Neither of these sentiments are true and so the link drawn between them emphasises the irrationality of the lovers’ feelings by placing their changes of affection as equal to the relationship between a fairy queen and a man with an ass for a head. Similarly, the mechanicals are unaware that they are ruining their tragic play and turning it into comedy and are as ” ignorant” as the lovers are ” innocent” – just as the lovers were unaware that they were only figures in the play of the fairies’ manipulation.

Theseus touches on this through his ironic line ” our sport shall be to take what they mistake” – exactly what the fairies did. In these ways, the worlds are intertwined and all of the different layers of ignorance play against each other to emphasise the comedy of the play. However, in ” The Changeling”, McCulloch argues that it is contrast rather than similarities which drive the play – Isabella remains sane surrounded by madmen whilst Beatrice becomes mad surrounded by those who are sane.

The plots also work by being opposites – whilst Beatrice betrays the trust of all around her, Isabella proves that she can be trusted to win her freedom. Additionally, whilst Isabella shows insight and intelligence by suspecting Antonio to be false – something that the characters of ” A Midsummer Night’s Dream” cannot see in themselves – Beatrice believes throughout that she is acting rationally and yet is doing the opposite, submitting to her subconscious.
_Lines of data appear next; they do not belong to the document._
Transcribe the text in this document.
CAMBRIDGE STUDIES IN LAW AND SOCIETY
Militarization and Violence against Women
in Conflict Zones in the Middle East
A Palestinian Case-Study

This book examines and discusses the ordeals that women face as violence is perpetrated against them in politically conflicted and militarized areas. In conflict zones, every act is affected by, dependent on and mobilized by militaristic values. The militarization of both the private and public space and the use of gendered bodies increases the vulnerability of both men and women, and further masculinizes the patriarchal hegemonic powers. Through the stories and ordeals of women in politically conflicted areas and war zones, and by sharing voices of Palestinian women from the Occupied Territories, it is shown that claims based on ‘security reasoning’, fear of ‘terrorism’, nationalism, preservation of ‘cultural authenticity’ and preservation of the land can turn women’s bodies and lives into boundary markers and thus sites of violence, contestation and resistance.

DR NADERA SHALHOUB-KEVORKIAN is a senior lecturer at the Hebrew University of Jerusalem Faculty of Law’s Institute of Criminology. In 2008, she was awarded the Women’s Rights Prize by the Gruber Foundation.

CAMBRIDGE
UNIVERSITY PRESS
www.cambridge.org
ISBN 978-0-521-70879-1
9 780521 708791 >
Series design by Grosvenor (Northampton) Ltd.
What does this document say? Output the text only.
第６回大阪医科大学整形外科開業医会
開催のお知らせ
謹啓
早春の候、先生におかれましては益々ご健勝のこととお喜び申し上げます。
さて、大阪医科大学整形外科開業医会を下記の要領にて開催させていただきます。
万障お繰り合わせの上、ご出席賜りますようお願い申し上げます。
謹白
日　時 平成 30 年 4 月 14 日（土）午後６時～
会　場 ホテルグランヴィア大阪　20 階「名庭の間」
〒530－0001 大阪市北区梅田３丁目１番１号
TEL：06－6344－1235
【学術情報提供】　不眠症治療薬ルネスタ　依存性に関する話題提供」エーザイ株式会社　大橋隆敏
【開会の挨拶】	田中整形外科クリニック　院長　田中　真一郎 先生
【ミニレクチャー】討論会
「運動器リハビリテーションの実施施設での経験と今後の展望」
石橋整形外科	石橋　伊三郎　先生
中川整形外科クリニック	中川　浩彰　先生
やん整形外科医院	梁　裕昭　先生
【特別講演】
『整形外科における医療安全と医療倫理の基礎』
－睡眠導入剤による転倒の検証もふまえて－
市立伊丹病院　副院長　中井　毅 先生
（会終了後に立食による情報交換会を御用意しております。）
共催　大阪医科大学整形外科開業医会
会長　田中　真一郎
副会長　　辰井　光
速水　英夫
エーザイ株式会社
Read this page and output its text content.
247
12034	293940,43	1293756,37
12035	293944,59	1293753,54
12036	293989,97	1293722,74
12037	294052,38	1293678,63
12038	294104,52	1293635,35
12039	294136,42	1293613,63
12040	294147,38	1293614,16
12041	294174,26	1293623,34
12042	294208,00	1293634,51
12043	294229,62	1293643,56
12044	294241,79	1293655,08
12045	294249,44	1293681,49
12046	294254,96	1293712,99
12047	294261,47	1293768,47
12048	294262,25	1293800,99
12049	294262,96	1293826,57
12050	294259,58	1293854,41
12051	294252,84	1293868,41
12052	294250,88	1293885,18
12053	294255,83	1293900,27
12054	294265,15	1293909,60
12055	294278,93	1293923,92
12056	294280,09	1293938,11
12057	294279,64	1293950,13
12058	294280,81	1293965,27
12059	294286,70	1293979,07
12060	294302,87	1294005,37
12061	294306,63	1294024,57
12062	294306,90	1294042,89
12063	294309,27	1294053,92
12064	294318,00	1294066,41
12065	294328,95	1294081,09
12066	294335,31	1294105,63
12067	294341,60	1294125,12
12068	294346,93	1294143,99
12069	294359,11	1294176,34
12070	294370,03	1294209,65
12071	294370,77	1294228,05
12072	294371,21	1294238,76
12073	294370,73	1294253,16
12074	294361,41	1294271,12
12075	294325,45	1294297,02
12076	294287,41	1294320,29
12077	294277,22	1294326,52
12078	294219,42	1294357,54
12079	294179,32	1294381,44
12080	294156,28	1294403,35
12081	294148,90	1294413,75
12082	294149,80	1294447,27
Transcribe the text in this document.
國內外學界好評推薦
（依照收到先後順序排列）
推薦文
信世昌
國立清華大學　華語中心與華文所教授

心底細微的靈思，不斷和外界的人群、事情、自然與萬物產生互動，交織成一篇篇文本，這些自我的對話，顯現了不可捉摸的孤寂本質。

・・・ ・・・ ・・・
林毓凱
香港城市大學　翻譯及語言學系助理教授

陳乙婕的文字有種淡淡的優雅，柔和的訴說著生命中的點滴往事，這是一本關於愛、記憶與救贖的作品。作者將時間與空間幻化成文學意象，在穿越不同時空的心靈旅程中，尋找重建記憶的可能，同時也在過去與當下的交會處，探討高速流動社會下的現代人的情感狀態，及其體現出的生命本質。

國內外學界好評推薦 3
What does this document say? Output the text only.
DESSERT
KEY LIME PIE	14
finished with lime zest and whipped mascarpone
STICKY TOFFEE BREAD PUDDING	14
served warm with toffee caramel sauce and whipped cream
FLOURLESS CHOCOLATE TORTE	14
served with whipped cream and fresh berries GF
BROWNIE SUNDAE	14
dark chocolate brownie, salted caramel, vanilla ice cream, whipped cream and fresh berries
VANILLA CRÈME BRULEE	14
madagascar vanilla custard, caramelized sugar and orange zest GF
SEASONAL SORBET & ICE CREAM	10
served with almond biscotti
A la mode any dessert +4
The link between Beatrice and Isabella is emphasised by the link between love and illness or madness – Deflores is referred to as an ” infirmity”, just as Shakespeare draws comparisons between ” lovers and madmen”. Overall, the two articles explore similar areas of these two plays and whilst both deal with similar themes there are in fact some subtle differences which account for the difference in tone of the plays. The comedy of ” A Midsummer Night’s Dream” lies in the lack of self-awareness of the protagonists, whereas in ” The Changeling” it is exactly this which leads to confusion and ultimately a tragic end.